As he walked towards Yazeem's Corner Store he thought, Today would be a glorious day for a walk in the park. He paused at the door.

If truth be told, he really wasn't all that hungry. “The park first, then,” he said to himself. “It'll give me an appetite.”

He walked down the cobble-stone short-cut, past the ruined graveyard and entered the park, thinking about nothing in particular. The little stream glittered beside the path and Doug was only too happy to enjoy its distracting reflections as he walked along.

To his right, a black poodle was doing its very best to run through the symmetrical gardens carrying a stick nearly as large as itself. Doug smiled.

Those poor tulips, he thought, as he reached the fork in the path.

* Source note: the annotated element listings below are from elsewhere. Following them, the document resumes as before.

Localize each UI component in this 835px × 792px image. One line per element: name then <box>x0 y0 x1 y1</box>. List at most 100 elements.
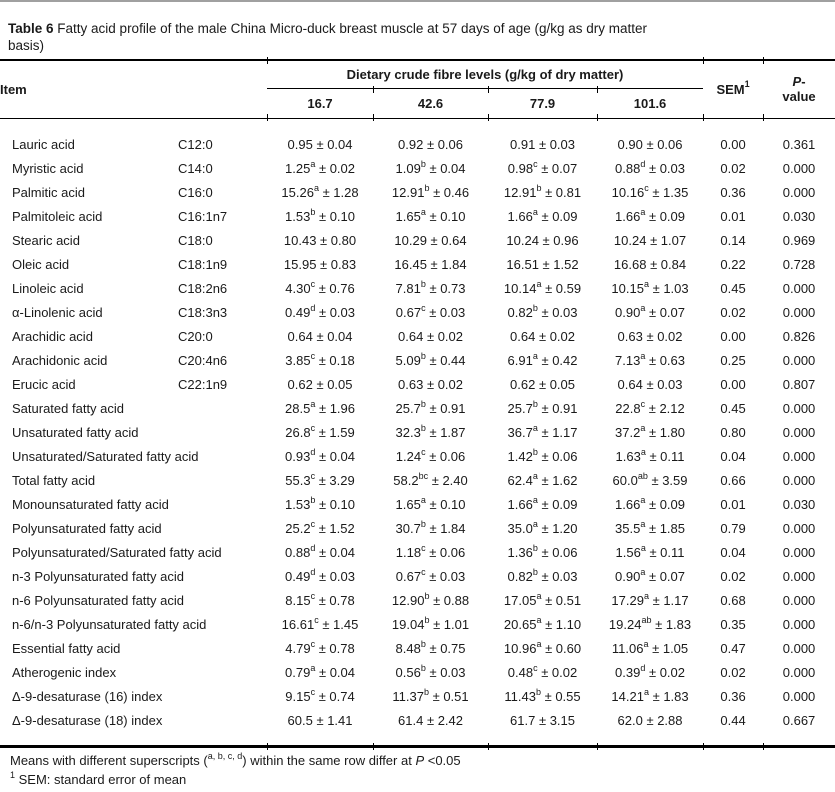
item-name-cell: Polyunsaturated fatty acid <box>12 521 162 536</box>
table-caption-label: Table 6 <box>8 20 54 36</box>
sem-cell: 0.45 <box>720 401 746 416</box>
item-name-cell: Lauric acid <box>12 137 75 152</box>
table-row: Total fatty acid 55.3c ± 3.29 58.2bc ± 2.4… <box>0 469 835 493</box>
p-value-cell: 0.807 <box>782 377 816 392</box>
table-row: Polyunsaturated/Saturated fatty acid 0.88… <box>0 541 835 565</box>
column-tick <box>763 114 764 121</box>
sem-cell: 0.66 <box>720 473 746 488</box>
value-cell: 36.7a ± 1.17 <box>507 422 578 440</box>
value-cell: 10.16c ± 1.35 <box>611 182 689 200</box>
value-cell: 0.64 ± 0.04 <box>287 329 353 344</box>
col-header-item: Item <box>0 60 268 119</box>
value-cell: 4.30c ± 0.76 <box>285 278 355 296</box>
value-cell: 0.98c ± 0.07 <box>507 158 578 176</box>
value-cell: 0.62 ± 0.05 <box>510 377 575 392</box>
column-tick <box>597 114 598 121</box>
value-cell: 35.5a ± 1.85 <box>615 518 686 536</box>
value-cell: 11.43b ± 0.55 <box>504 686 581 704</box>
table-row: α-Linolenic acid C18:3n3 0.49d ± 0.03 0.67c… <box>0 301 835 325</box>
p-value-cell: 0.000 <box>782 545 816 560</box>
sem-cell: 0.14 <box>720 233 746 248</box>
table-caption-text: Fatty acid profile of the male China Mic… <box>8 20 648 53</box>
p-value-cell: 0.000 <box>782 689 816 704</box>
table-row: Arachidic acid C20:0 0.64 ± 0.04 0.64 ± 0.0… <box>0 325 835 349</box>
value-cell: 61.7 ± 3.15 <box>488 708 598 748</box>
table-row: Erucic acid C22:1n9 0.62 ± 0.05 0.63 ± 0.02… <box>0 373 835 397</box>
item-name-cell: Unsaturated fatty acid <box>12 425 139 440</box>
table-row: Essential fatty acid 4.79c ± 0.78 8.48b ± … <box>0 637 835 661</box>
column-tick <box>488 743 489 750</box>
item-name-cell: Linoleic acid <box>12 281 84 296</box>
value-cell: 10.15a ± 1.03 <box>611 278 689 296</box>
lipid-code-cell: C18:3n3 <box>178 305 228 320</box>
value-cell: 1.66a ± 0.09 <box>507 494 578 512</box>
table-row: Myristic acid C14:0 1.25a ± 0.02 1.09b ± 0.… <box>0 157 835 181</box>
table-header: Item Dietary crude fibre levels (g/kg of… <box>0 60 835 119</box>
p-value-cell: 0.728 <box>782 257 816 272</box>
item-name-cell: Palmitic acid <box>12 185 85 200</box>
sem-cell: 0.01 <box>720 209 746 224</box>
lipid-code-cell: C18:1n9 <box>178 257 228 272</box>
table-row: Palmitic acid C16:0 15.26a ± 1.28 12.91b ± … <box>0 181 835 205</box>
p-value-cell: 0.000 <box>782 449 816 464</box>
col-header-p-value: P-value <box>763 60 835 119</box>
sem-cell: 0.00 <box>720 377 746 392</box>
table-row: Δ-9-desaturase (16) index 9.15c ± 0.74 11.… <box>0 685 835 709</box>
value-cell: 0.67c ± 0.03 <box>395 566 466 584</box>
value-cell: 25.7b ± 0.91 <box>395 398 466 416</box>
value-cell: 20.65a ± 1.10 <box>503 614 582 632</box>
sem-cell: 0.79 <box>720 521 746 536</box>
item-name-cell: n-3 Polyunsaturated fatty acid <box>12 569 184 584</box>
value-cell: 16.45 ± 1.84 <box>394 257 467 272</box>
column-tick <box>488 114 489 121</box>
value-cell: 62.0 ± 2.88 <box>597 708 704 748</box>
value-cell: 1.36b ± 0.06 <box>507 542 578 560</box>
value-cell: 0.64 ± 0.03 <box>617 377 683 392</box>
value-cell: 16.51 ± 1.52 <box>506 257 579 272</box>
value-cell: 1.66a ± 0.09 <box>615 494 686 512</box>
column-tick <box>763 57 764 64</box>
sem-cell: 0.02 <box>720 665 746 680</box>
sem-cell: 0.35 <box>720 617 746 632</box>
value-cell: 5.09b ± 0.44 <box>395 350 466 368</box>
value-cell: 0.82b ± 0.03 <box>507 566 578 584</box>
value-cell: 1.65a ± 0.10 <box>395 206 466 224</box>
p-value-cell: 0.000 <box>782 425 816 440</box>
sem-cell: 0.22 <box>720 257 746 272</box>
lipid-code-cell: C20:0 <box>178 329 213 344</box>
value-cell: 37.2a ± 1.80 <box>615 422 686 440</box>
p-value-cell: 0.969 <box>782 233 816 248</box>
p-value-cell: 0.000 <box>782 185 816 200</box>
sem-cell: 0.04 <box>720 545 746 560</box>
column-tick <box>373 114 374 121</box>
value-cell: 17.29a ± 1.17 <box>611 590 689 608</box>
item-name-cell: Essential fatty acid <box>12 641 121 656</box>
table-row: Stearic acid C18:0 10.43 ± 0.80 10.29 ± 0.6… <box>0 229 835 253</box>
p-value-cell: 0.030 <box>782 497 816 512</box>
sem-cell: 0.00 <box>720 137 746 152</box>
value-cell: 0.90a ± 0.07 <box>615 566 686 584</box>
value-cell: 19.04b ± 1.01 <box>391 614 470 632</box>
value-cell: 12.91b ± 0.81 <box>503 182 582 200</box>
lipid-code-cell: C14:0 <box>178 161 213 176</box>
value-cell: 35.0a ± 1.20 <box>507 518 578 536</box>
column-tick <box>703 743 704 750</box>
lipid-code-cell: C20:4n6 <box>178 353 228 368</box>
item-name-cell: Myristic acid <box>12 161 84 176</box>
p-value-cell: 0.826 <box>782 329 816 344</box>
column-tick <box>488 86 489 93</box>
p-value-cell: 0.667 <box>763 708 835 748</box>
table-row: Unsaturated/Saturated fatty acid 0.93d ± … <box>0 445 835 469</box>
value-cell: 15.95 ± 0.83 <box>283 257 357 272</box>
item-name-cell: Stearic acid <box>12 233 80 248</box>
col-header-sem: SEM1 <box>703 60 764 119</box>
column-tick <box>267 114 268 121</box>
item-name-cell: α-Linolenic acid <box>12 305 103 320</box>
value-cell: 1.53b ± 0.10 <box>285 494 356 512</box>
footnote-superscripts: Means with different superscripts (a, b,… <box>10 750 461 768</box>
col-header-level-16-7: 16.7 <box>267 88 374 119</box>
sem-cell: 0.68 <box>720 593 746 608</box>
table-row: n-3 Polyunsaturated fatty acid 0.49d ± 0.… <box>0 565 835 589</box>
p-value-cell: 0.000 <box>782 353 816 368</box>
column-tick <box>597 86 598 93</box>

The duck pond was outside in the spectacular sunshine but the hot house was itself spectacular. All those cacti and living stones and avocados. Not to mention the carnivorous plants.

Doug had briefly kept a small collection of Venus fly-traps and pitcher plants by his kitchen window before they all succumbed to hypo-hydration.

He sat down on a bench to mull over the possibilities. Suddenly, a great cloud rolled across the sun and opened itself out into a sheet of rain. The breeze picked up enthusiasm, hoping to be promoted to wind. Doug suddenly found himself cold and soaked through.

Oh well, that solves that.

He stood up, put his head down and made for home at a hasty saunter.

            Once he was in through the door he put the kettle on.

‘Damn,’ he said as he remembered he hadn’t gone to the shop yet.

‘Damn,’ he said as he looked down at the half cooked bacon in the frying pan.

‘Damn,’ he said as he looked from the washing machine to the window.

‘Shit,’ he said as he went to take off his shoes and noticed the faecal footprints that led back to the front door.

‘I'm going back to bed.’

About the author:

Bio:

Andrew Kerr is a Belfast-born writer living in Vietnam whose short fiction explores humour, memory, and the small absurdities that quietly shape everyday life.